Clinton, Trump, Sanders and Cruz.
(photo credit: REUTERS)
Race relations have always been a hot topic for the US, but I cannot remember a time in my life when it seemed so bad. From Ferguson to Baltimore, Chicago, New York, New Jersey, California, the list of major episodes goes on and on. Twelve-yearold Tamir Rice was killed in Cleveland when officers mistook a toy gun for a real weapon.
Eric Harris was killed in Tulsa, Oklahoma when an officer mistook his own gun for a Taser (the officer has been charged with manslaughter).
But the assumption of imbalance in the treatment of minorities by police is not new, and the riots and protests that appear in the media to have swept the country into constant nationwide chaos lasting more than a year are about an issue more fundamental than that.
In the public schools I grew up in, in Pennsylvania, I saw students who despite affirmative action, bused integration of schools and other efforts aimed at repairing race relations, understood themselves from the earliest of ages to be in a world that did not accept them.
Along came Barack Obama; being confronted with such a symbol was supposed to be a turning point for race relations in America, elected on the promise of “hope” no less.
What the riots and protests are really about is the reality of minority Americans arriving at the end of the minority presidency of “hope” no noticeably better off than beforehand, and of affirmative action, bused school integration and every other effort at repairing race relations, despite any individual successes, continuing on the whole to fail.

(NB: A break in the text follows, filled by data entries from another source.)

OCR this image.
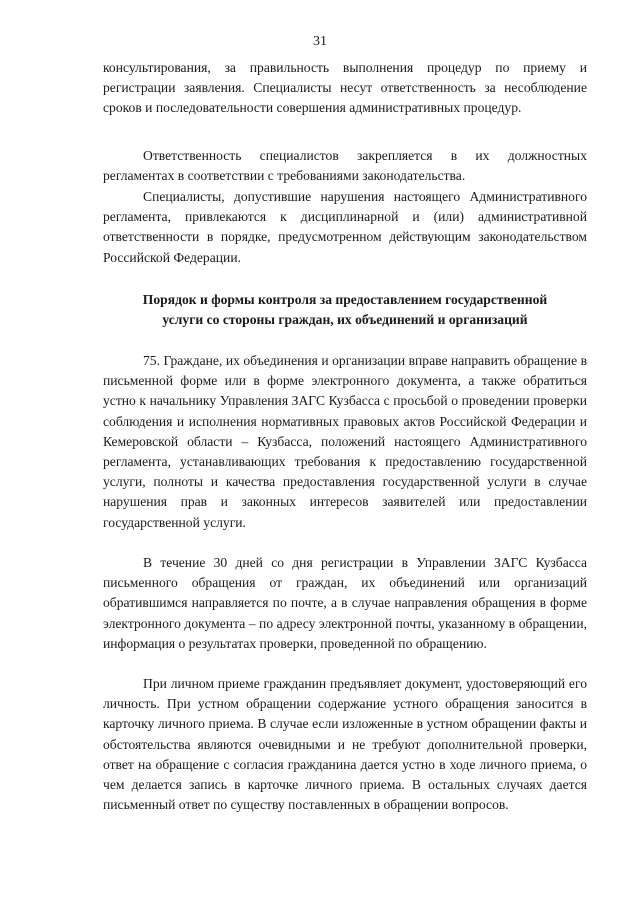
31

консультирования, за правильность выполнения процедур по приему и регистрации заявления. Специалисты несут ответственность за несоблюдение сроков и последовательности совершения административных процедур.

Ответственность специалистов закрепляется в их должностных регламентах в соответствии с требованиями законодательства.

Специалисты, допустившие нарушения настоящего Административного регламента, привлекаются к дисциплинарной и (или) административной ответственности в порядке, предусмотренном действующим законодательством Российской Федерации.

Порядок и формы контроля за предоставлением государственной
услуги со стороны граждан, их объединений и организаций

75. Граждане, их объединения и организации вправе направить обращение в письменной форме или в форме электронного документа, а также обратиться устно к начальнику Управления ЗАГС Кузбасса с просьбой о проведении проверки соблюдения и исполнения нормативных правовых актов Российской Федерации и Кемеровской области – Кузбасса, положений настоящего Административного регламента, устанавливающих требования к предоставлению государственной услуги, полноты и качества предоставления государственной услуги в случае нарушения прав и законных интересов заявителей или предоставлении государственной услуги.

В течение 30 дней со дня регистрации в Управлении ЗАГС Кузбасса письменного обращения от граждан, их объединений или организаций обратившимся направляется по почте, а в случае направления обращения в форме электронного документа – по адресу электронной почты, указанному в обращении, информация о результатах проверки, проведенной по обращению.

При личном приеме гражданин предъявляет документ, удостоверяющий его личность. При устном обращении содержание устного обращения заносится в карточку личного приема. В случае если изложенные в устном обращении факты и обстоятельства являются очевидными и не требуют дополнительной проверки, ответ на обращение с согласия гражданина дается устно в ходе личного приема, о чем делается запись в карточке личного приема. В остальных случаях дается письменный ответ по существу поставленных в обращении вопросов.
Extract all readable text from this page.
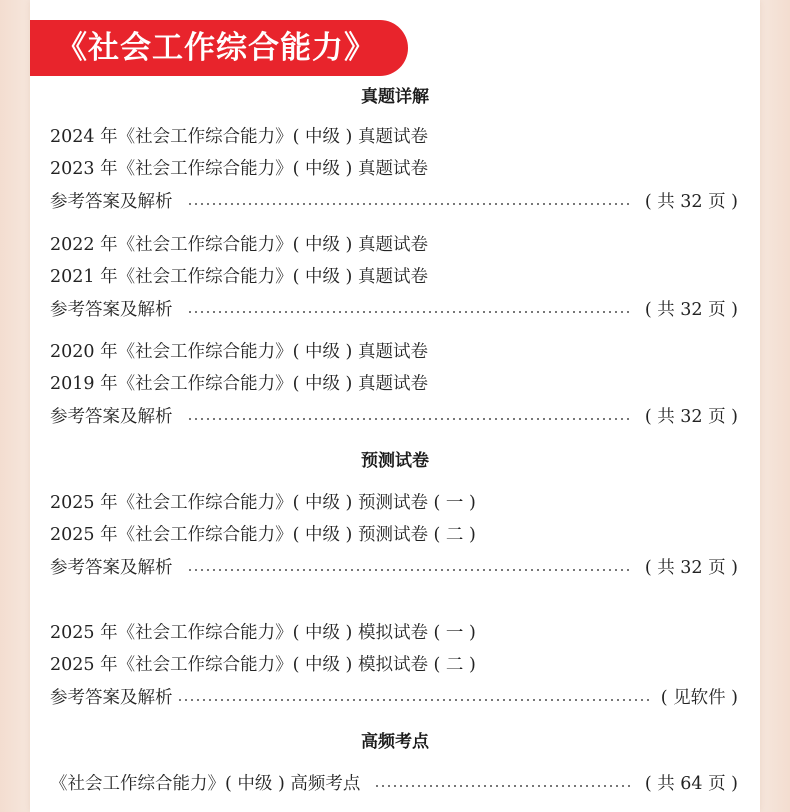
《社会工作综合能力》
真题详解
2024 年《社会工作综合能力》( 中级 ) 真题试卷
2023 年《社会工作综合能力》( 中级 ) 真题试卷
参考答案及解析	( 共 32 页 )
2022 年《社会工作综合能力》( 中级 ) 真题试卷
2021 年《社会工作综合能力》( 中级 ) 真题试卷
参考答案及解析	( 共 32 页 )
2020 年《社会工作综合能力》( 中级 ) 真题试卷
2019 年《社会工作综合能力》( 中级 ) 真题试卷
参考答案及解析	( 共 32 页 )
预测试卷
2025 年《社会工作综合能力》( 中级 ) 预测试卷 ( 一 )
2025 年《社会工作综合能力》( 中级 ) 预测试卷 ( 二 )
参考答案及解析	( 共 32 页 )
2025 年《社会工作综合能力》( 中级 ) 模拟试卷 ( 一 )
2025 年《社会工作综合能力》( 中级 ) 模拟试卷 ( 二 )
参考答案及解析	( 见软件 )
高频考点
《社会工作综合能力》( 中级 ) 高频考点	( 共 64 页 )
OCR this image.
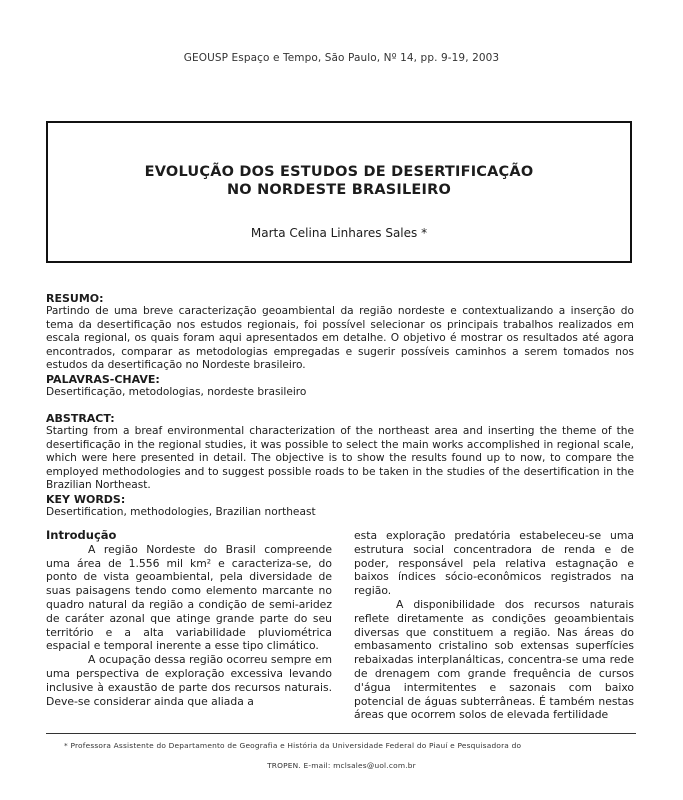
GEOUSP Espaço e Tempo, São Paulo, Nº 14, pp. 9-19, 2003
EVOLUÇÃO DOS ESTUDOS DE DESERTIFICAÇÃO
NO NORDESTE BRASILEIRO

Marta Celina Linhares Sales *

RESUMO:

Partindo de uma breve caracterização geoambiental da região nordeste e contextualizando a inserção do tema da desertificação nos estudos regionais, foi possível selecionar os principais trabalhos realizados em escala regional, os quais foram aqui apresentados em detalhe. O objetivo é mostrar os resultados até agora encontrados, comparar as metodologias empregadas e sugerir possíveis caminhos a serem tomados nos estudos da desertificação no Nordeste brasileiro.

PALAVRAS-CHAVE:

Desertificação, metodologias, nordeste brasileiro

ABSTRACT:

Starting from a breaf environmental characterization of the northeast area and inserting the theme of the desertificação in the regional studies, it was possible to select the main works accomplished in regional scale, which were here presented in detail. The objective is to show the results found up to now, to compare the employed methodologies and to suggest possible roads to be taken in the studies of the desertification in the Brazilian Northeast.

KEY WORDS:

Desertification, methodologies, Brazilian northeast

Introdução

A região Nordeste do Brasil compreende uma área de 1.556 mil km² e caracteriza-se, do ponto de vista geoambiental, pela diversidade de suas paisagens tendo como elemento marcante no quadro natural da região a condição de semi-aridez de caráter azonal que atinge grande parte do seu território e a alta variabilidade pluviométrica espacial e temporal inerente a esse tipo climático.

A ocupação dessa região ocorreu sempre em uma perspectiva de exploração excessiva levando inclusive à exaustão de parte dos recursos naturais. Deve-se considerar ainda que aliada a

esta exploração predatória estabeleceu-se uma estrutura social concentradora de renda e de poder, responsável pela relativa estagnação e baixos índices sócio-econômicos registrados na região.

A disponibilidade dos recursos naturais reflete diretamente as condições geoambientais diversas que constituem a região. Nas áreas do embasamento cristalino sob extensas superfícies rebaixadas interplanálticas, concentra-se uma rede de drenagem com grande frequência de cursos d'água intermitentes e sazonais com baixo potencial de águas subterrâneas. É também nestas áreas que ocorrem solos de elevada fertilidade

* Professora Assistente do Departamento de Geografia e História da Universidade Federal do Piauí e Pesquisadora do
TROPEN. E-mail: mclsales@uol.com.br
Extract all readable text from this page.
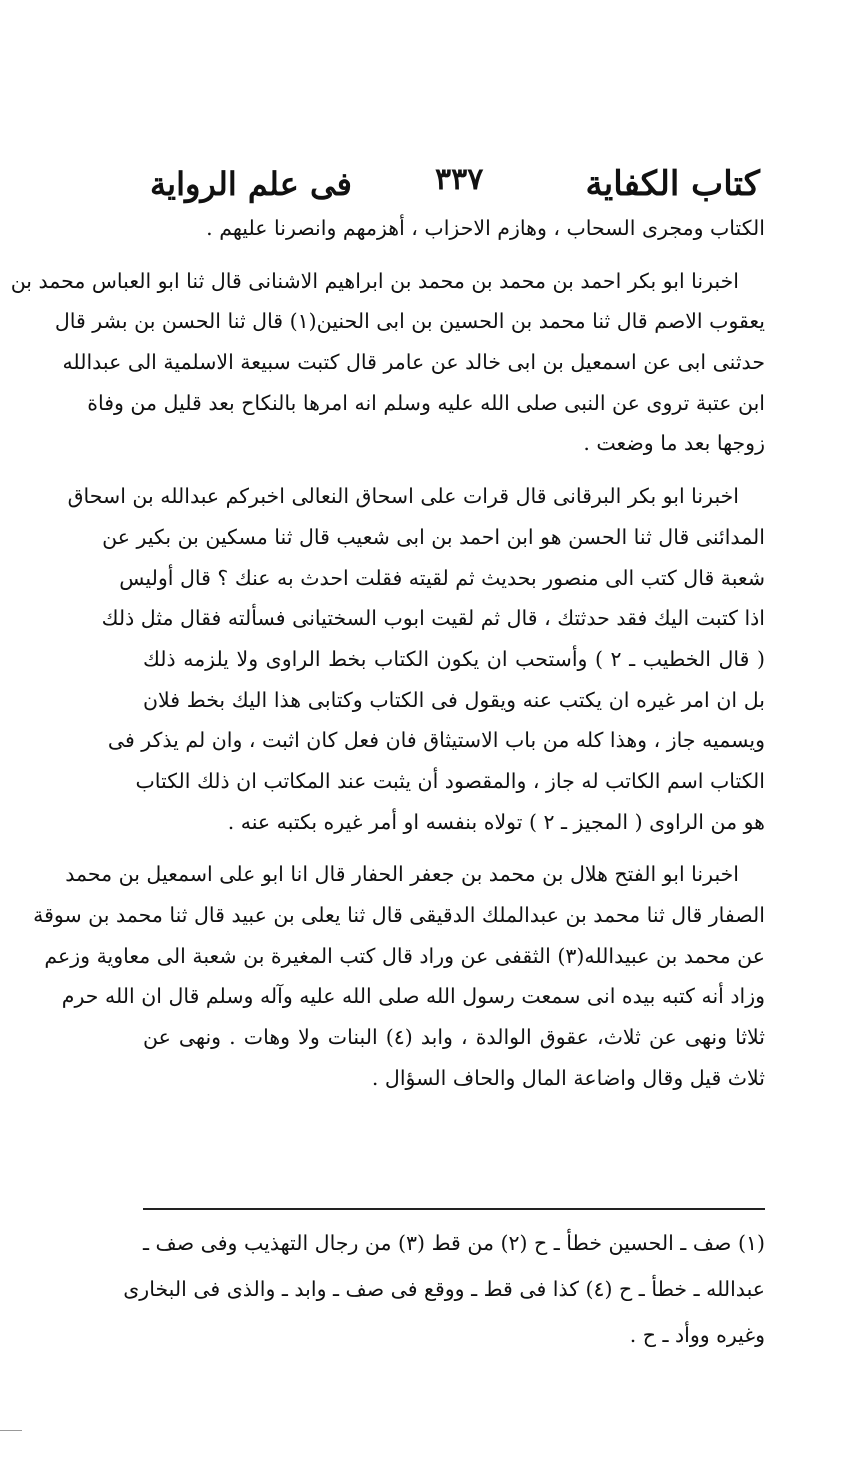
كتاب الكفاية
٣٣٧
فى علم الرواية
الكتاب ومجرى السحاب ، وهازم الاحزاب ، أهزمهم وانصرنا عليهم .
اخبرنا ابو بكر احمد بن محمد بن محمد بن ابراهيم الاشنانى قال ثنا ابو العباس محمد بن
يعقوب الاصم قال ثنا محمد بن الحسين بن ابى الحنين(١) قال ثنا الحسن بن بشر قال
حدثنى ابى عن اسمعيل بن ابى خالد عن عامر قال كتبت سبيعة الاسلمية الى عبدالله
ابن عتبة تروى عن النبى صلى الله عليه وسلم انه امرها بالنكاح بعد قليل من وفاة
زوجها بعد ما وضعت .
اخبرنا ابو بكر البرقانى قال قرات على اسحاق النعالى اخبركم عبدالله بن اسحاق
المدائنى قال ثنا الحسن هو ابن احمد بن ابى شعيب قال ثنا مسكين بن بكير عن
شعبة قال كتب الى منصور بحديث ثم لقيته فقلت احدث به عنك ؟ قال أوليس
اذا كتبت اليك فقد حدثتك ، قال ثم لقيت ابوب السختيانى فسألته فقال مثل ذلك
( قال الخطيب ـ ٢ ) وأستحب ان يكون الكتاب بخط الراوى ولا يلزمه ذلك
بل ان امر غيره ان يكتب عنه ويقول فى الكتاب وكتابى هذا اليك بخط فلان
ويسميه جاز ، وهذا كله من باب الاستيثاق فان فعل كان اثبت ، وان لم يذكر فى
الكتاب اسم الكاتب له جاز ، والمقصود أن يثبت عند المكاتب ان ذلك الكتاب
هو من الراوى ( المجيز ـ ٢ ) تولاه بنفسه او أمر غيره بكتبه عنه .
اخبرنا ابو الفتح هلال بن محمد بن جعفر الحفار قال انا ابو على اسمعيل بن محمد
الصفار قال ثنا محمد بن عبدالملك الدقيقى قال ثنا يعلى بن عبيد قال ثنا محمد بن سوقة
عن محمد بن عبيدالله(٣) الثقفى عن وراد قال كتب المغيرة بن شعبة الى معاوية وزعم
وزاد أنه كتبه بيده انى سمعت رسول الله صلى الله عليه وآله وسلم قال ان الله حرم
ثلاثا ونهى عن ثلاث، عقوق الوالدة ، وابد (٤) البنات ولا وهات . ونهى عن
ثلاث قيل وقال واضاعة المال والحاف السؤال .
(١) صف ـ الحسين خطأ ـ ح (٢) من قط (٣) من رجال التهذيب وفى صف ـ
عبدالله ـ خطأ ـ ح (٤) كذا فى قط ـ ووقع فى صف ـ وابد ـ والذى فى البخارى
وغيره ووأد ـ ح .
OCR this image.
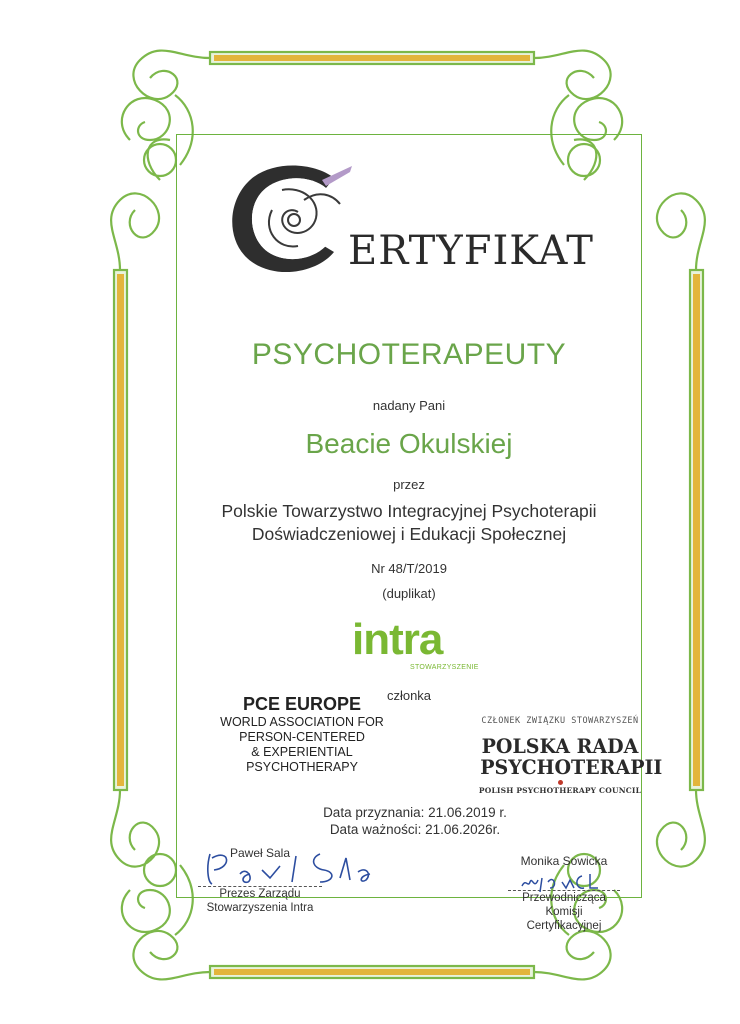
ERTYFIKAT
PSYCHOTERAPEUTY
nadany Pani
Beacie Okulskiej
przez
Polskie Towarzystwo Integracyjnej Psychoterapii
Doświadczeniowej i Edukacji Społecznej
Nr 48/T/2019
(duplikat)
intra
STOWARZYSZENIE
członka
PCE EUROPE
WORLD ASSOCIATION FOR
PERSON-CENTERED
& EXPERIENTIAL PSYCHOTHERAPY
CZŁONEK ZWIĄZKU STOWARZYSZEŃ
POLSKA RADA
PSYCHOTERAPII
POLISH PSYCHOTHERAPY COUNCIL
Data przyznania: 21.06.2019 r.
Data ważności: 21.06.2026r.
Paweł Sala
Prezes Zarządu
Stowarzyszenia Intra
Monika Sowicka
Przewodnicząca
Komisji Certyfikacyjnej
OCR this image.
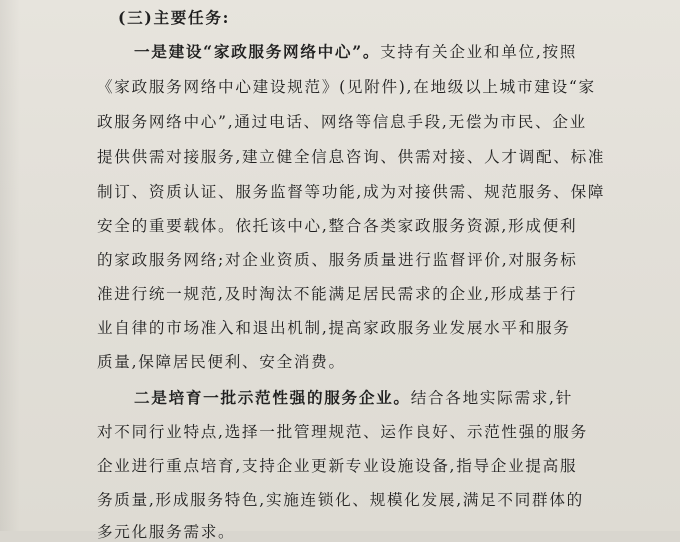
(三)主要任务:
一是建设“家政服务网络中心”。支持有关企业和单位,按照
《家政服务网络中心建设规范》(见附件),在地级以上城市建设“家
政服务网络中心”,通过电话、网络等信息手段,无偿为市民、企业
提供供需对接服务,建立健全信息咨询、供需对接、人才调配、标准
制订、资质认证、服务监督等功能,成为对接供需、规范服务、保障
安全的重要载体。依托该中心,整合各类家政服务资源,形成便利
的家政服务网络;对企业资质、服务质量进行监督评价,对服务标
准进行统一规范,及时淘汰不能满足居民需求的企业,形成基于行
业自律的市场准入和退出机制,提高家政服务业发展水平和服务
质量,保障居民便利、安全消费。
二是培育一批示范性强的服务企业。结合各地实际需求,针
对不同行业特点,选择一批管理规范、运作良好、示范性强的服务
企业进行重点培育,支持企业更新专业设施设备,指导企业提高服
务质量,形成服务特色,实施连锁化、规模化发展,满足不同群体的
多元化服务需求。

But as events on the streets play out, there is another historic benchmark unfolding, one whose power lies in its subtlety. There is more diversity among major viable candidates than there has ever been this late in a presidential election cycle. There is not one, but three fully viable minority candidates.
Marco Rubio, of Cuban descent, Bernie Sanders, who is Jewish, and Ben Carson, have done better jobs than Obama of running as normal mainstream candidates rather than minority candidates. It is not that a person should have to give up their identity in order to run, or that the significance of minority successes should be under-recognized, but presidents, and for that matter candidates, have to represent the entire country, not just one group or part of it. Furthermore, being president should be about the policies that direct the country, not about the distractions and drama that surround a particular individual.
For there to be so many major minority candidates, and for it to not matter, is what repairing race relations is all about, and is a benchmark success for America.
But the significance of the situation goes beyond the diversity of candidates. The Democratic Party has already seen Obama, Hillary Clinton, Joe Lieberman, Al Sharpton, Carol Moseley Braun, Geraldine Ferraro and Jesse Jackson. Sarah Palin and Michele Bachmann may have done their parts, but the image of the Republican Party being for white men remained.
It may be by virtue of the fact that republicans have tended to care less about diversity as a political issue that they are able to receive Carson and Rubio as candidates without much fanfare, and were able to receive Carly Fiorina with only Trump caring, and even his exchanges with her boosted her.
Perhaps more important than what this election says about the Republican Party, and more relevant on inner city streets, is what today’s Republican Party says about race relations.
Not only is the Republican Party no longer for white people, but rather than having minority voters allying themselves with democrats as a matter of identity, it is slowly becoming easier for them to choose between different political philosophies as Americans and vote for what they believe to be best for America, and even think that that might be republican policies, without having identity play as big a role. Not only is it now okay for the Republican Party to have viable minority candidates, it is now okay for minority candidates to run for the republican nomination, and they are doing so without having their campaigns implode in scandal before getting off the ground, as was the case for Herman Cain.
When it comes to the interests of minorities, there can be nothing more significant than supporting their ability to operate as normal voters choosing between political philosophies based on what they think is best – policy in a world where identity no longer dominates.
I am not saying that Carson’s candidacy solves race for America, clearly it has not, but a vote for Carson or Rubio, and the mainstream support they’ve garnered, is more significant than the candidates (including Hillary) are interested in having me acknowledge.The author graduated from the Political Science Department at Penn State University.